Voltaire, qui avait ébloui et bouleversé par ses moqueries étincelantes la société catholique de son temps ; Voltaire, qui s’amusait à exaspérer les jansénistes, à bafouer les jésuites, à persifler la cour romaine, et qui se faisait ensuite complimenter par le pape, trouva piquant d’essayer le prestige de son esprit sur la capitale du protestantisme. Dissoudre le christianisme genevois sans avoir l’air d’y toucher, enrôler dans le parti encyclopédique les ministres de l’Évangile, flatter, séduire, diviser, fasciner enfin cette grave cité de Calvin, c’eût été pour Voltaire une des scènes les plus fantasques dans cette comédie sans modèle qu’il jouait en personne sur la scène de l’Europe. Il oubliait que, dans les pays catholiques du XVIIIe siècle, le sentiment religieux ayant été affaibli par bien des causes diverses, les victoires de la moquerie sceptique étaient préparées d’avance ; la résistance à Genève devait être plus sérieuse. Dès le premier jour, les gardiens de la moralité publique s’alarment de l’arrivée de Voltaire, et il est obligé de rassurer magistrats et pasteurs par les déclarations les plus graves. Bientôt cependant, sans démasquer encore toutes ses batteries, il commence décidément la guerre, une guerre de persiflages et de pamphlets, renouvelée sous maintes formes et beaucoup plus importante qu’on ne l’a cru, si bien qu’un Genevois de nos jours, dans une savante et impartiale étude, a pu résumer ainsi toute cette dernière période de la vie du poète : « A une lieue de Ferney se trouvaient douze pasteurs huguenots et autant de magistrats religieux, qui, considérant comme leur devoir de maintenir la foi chrétienne dans la conscience du peuple confié à leurs soins, ne craignirent pas de lutter pendant vingt années avec cette royauté si universellement reconnue de l’esprit et de l’irréligion[1]. »

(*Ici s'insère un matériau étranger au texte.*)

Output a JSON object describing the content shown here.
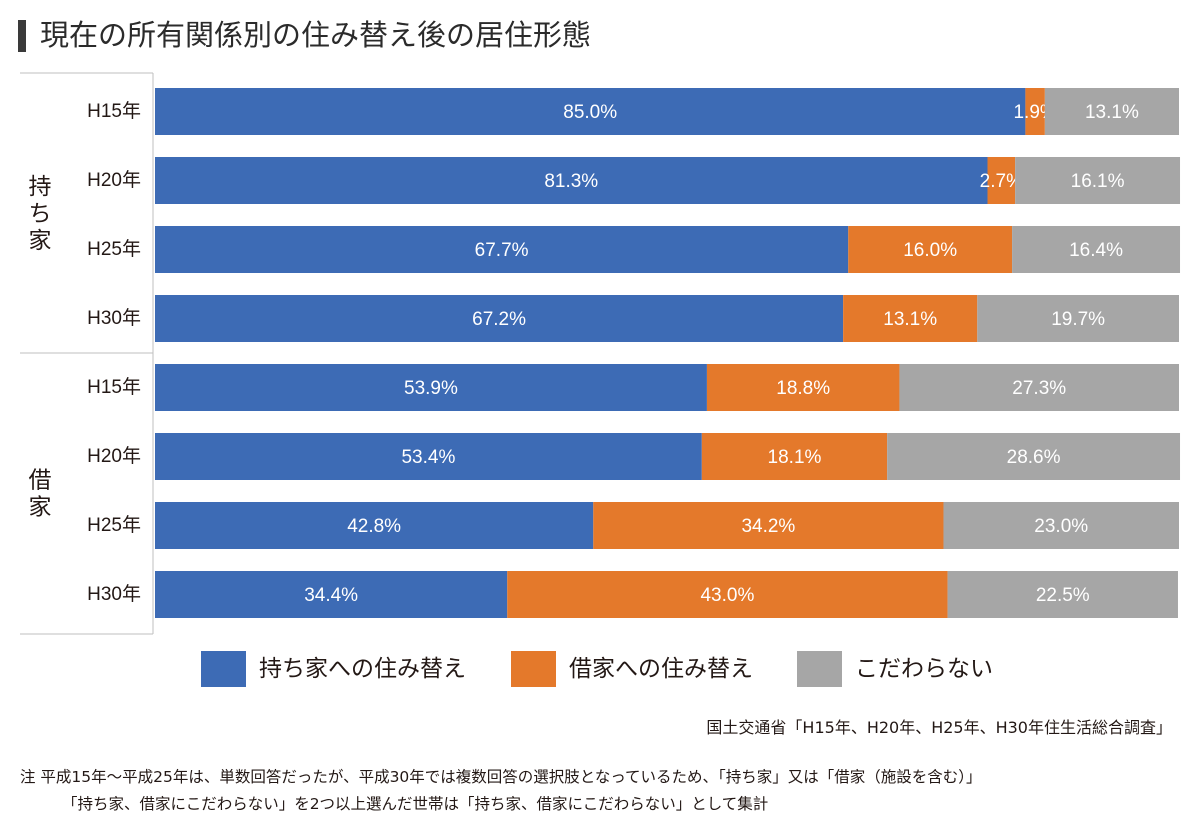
{
  "title": "現在の所有関係別の住み替え後の居住形態",
  "chart_data": {
    "type": "bar",
    "orientation": "horizontal",
    "stacked": "percent",
    "groups": [
      {
        "name": "持ち家",
        "categories": [
          "H15年",
          "H20年",
          "H25年",
          "H30年"
        ]
      },
      {
        "name": "借家",
        "categories": [
          "H15年",
          "H20年",
          "H25年",
          "H30年"
        ]
      }
    ],
    "series": [
      {
        "name": "持ち家への住み替え",
        "color": "#3d6bb5",
        "values": [
          85.0,
          81.3,
          67.7,
          67.2,
          53.9,
          53.4,
          42.8,
          34.4
        ],
        "labels": [
          "85.0%",
          "81.3%",
          "67.7%",
          "67.2%",
          "53.9%",
          "53.4%",
          "42.8%",
          "34.4%"
        ]
      },
      {
        "name": "借家への住み替え",
        "color": "#e4792b",
        "values": [
          1.9,
          2.7,
          16.0,
          13.1,
          18.8,
          18.1,
          34.2,
          43.0
        ],
        "labels": [
          "1.9%",
          "2.7%",
          "16.0%",
          "13.1%",
          "18.8%",
          "18.1%",
          "34.2%",
          "43.0%"
        ]
      },
      {
        "name": "こだわらない",
        "color": "#a6a6a6",
        "values": [
          13.1,
          16.1,
          16.4,
          19.7,
          27.3,
          28.6,
          23.0,
          22.5
        ],
        "labels": [
          "13.1%",
          "16.1%",
          "16.4%",
          "19.7%",
          "27.3%",
          "28.6%",
          "23.0%",
          "22.5%"
        ]
      }
    ],
    "xlim": [
      0,
      100
    ],
    "grid": false,
    "legend_position": "bottom"
  },
  "source": "国土交通省「H15年、H20年、H25年、H30年住生活総合調査」",
  "note": {
    "line1": "注  平成15年～平成25年は、単数回答だったが、平成30年では複数回答の選択肢となっているため、「持ち家」又は「借家（施設を含む）」",
    "line2": "「持ち家、借家にこだわらない」を2つ以上選んだ世帯は「持ち家、借家にこだわらない」として集計"
  }
}
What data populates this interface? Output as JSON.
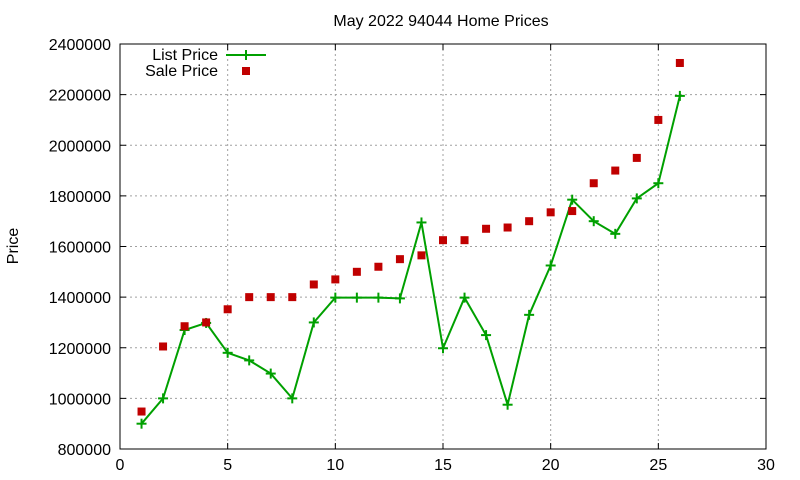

Ce qui me frappe tout d’abord dans cette lutte, ce sont les sentimens de charité qui animent les défenseurs de la foi. Quand les jansénistes de Paris, théologiens ou magistrats, jettent l’anathème aux novateurs, on sent bien, à la violence de leurs paroles et à l’acharnement de leurs, délations, qu’ils sont exaspérés par l’affaissement général des croyances. Rien de pareil à Genève ; point de fureurs, point de fanatisme. Les vingt-quatre combattans officiels sont fermes sur les choses et bienveillans pour les personnes. Quant à ceux qui se pressent autour d’eux, comme ils sont plus libres dans

  1. Voltaire et les Genevois, par J. Gaberel ; Genève 1856.